Well, we tell you that where we are right now, the $0.41 is stable relative to what our earnings power is. With LIBOR having dropped down to where it is and with everything you read, the notion that LIBOR is going to be stable for the next 12 to 18 months, and barring non-accruals, we would expect to see our NII jump up over the next few quarters. And so, we'll probably likely retain the dividend level at $0.41 and build up additional dividend coverage. But we would tell you, we feel very comfortable where the dividend is. There would be no plans to have to cut it at any point in time.

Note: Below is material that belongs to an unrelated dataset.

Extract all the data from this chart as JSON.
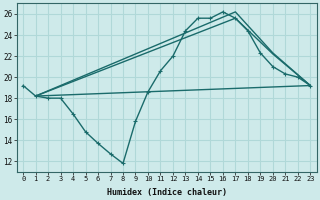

Okay. That's very reassuring, and that's it for me. Thank you for taking my questions, and congrats on the quarter.
Thanks.
Our next question comes from Greg Mason of Ares Management. Your line is open.
Hi. Good morning, guys. Thanks for taking my question. I really just had one left and that was the impact of the realized losses on the undistributed taxable income. How will that impact the UTI spillover and from a tax characteristic? And if there are further losses that ultimately are realized kind of through this pandemic as you continue to restructure things, how will that impact the UTI going forward?
Thanks for the question. The good news is that your UTI balance is not impacted by the realized losses. However, it does mean you need to achieve a certain amount in realized gains before you can add more to the UTI. Specifically, we will need to generate a gain of $5.5 million over time or retain UTI by holding back on our dividend to continue to contribute capital.
No. But what's important is that as a first-lien lender, when the capital structure collapses, the first-lien lenders take ownership and the equity is erased, along with junior capital. In the case of Delphi, our equity ownership in that business means that if the business turns around, which we are clearly seeing, and then succeeds in recovering the valuations lost in the next couple of years, that could be a way to recover the realized loss. If we manage to recoup that realized loss, then everything else can start contributing to additional UTI, if that makes sense. So, it's crucial to be involved in those situations to potentially own a part of that company.
Yeah. I think the good news on that is, I mean with the $1.27 balance, we feel like we've got two to three years of runway to create those gains to apply against those losses to continue this program without any interruption.
Great, thanks guys. Appreciate it.
You bet.
There are no further questions. I'd like to turn the call back over to Bowen Diehl for any closing remarks.
Well, thanks everybody for joining us. We appreciate your support, and we'll continue to work hard for you all. And we look forward to keeping you posted next quarter on updating us on our business.
Ladies and gentlemen, this concludes today's conference call. Thank you for participating. You may now disconnect. Everyone have a great day.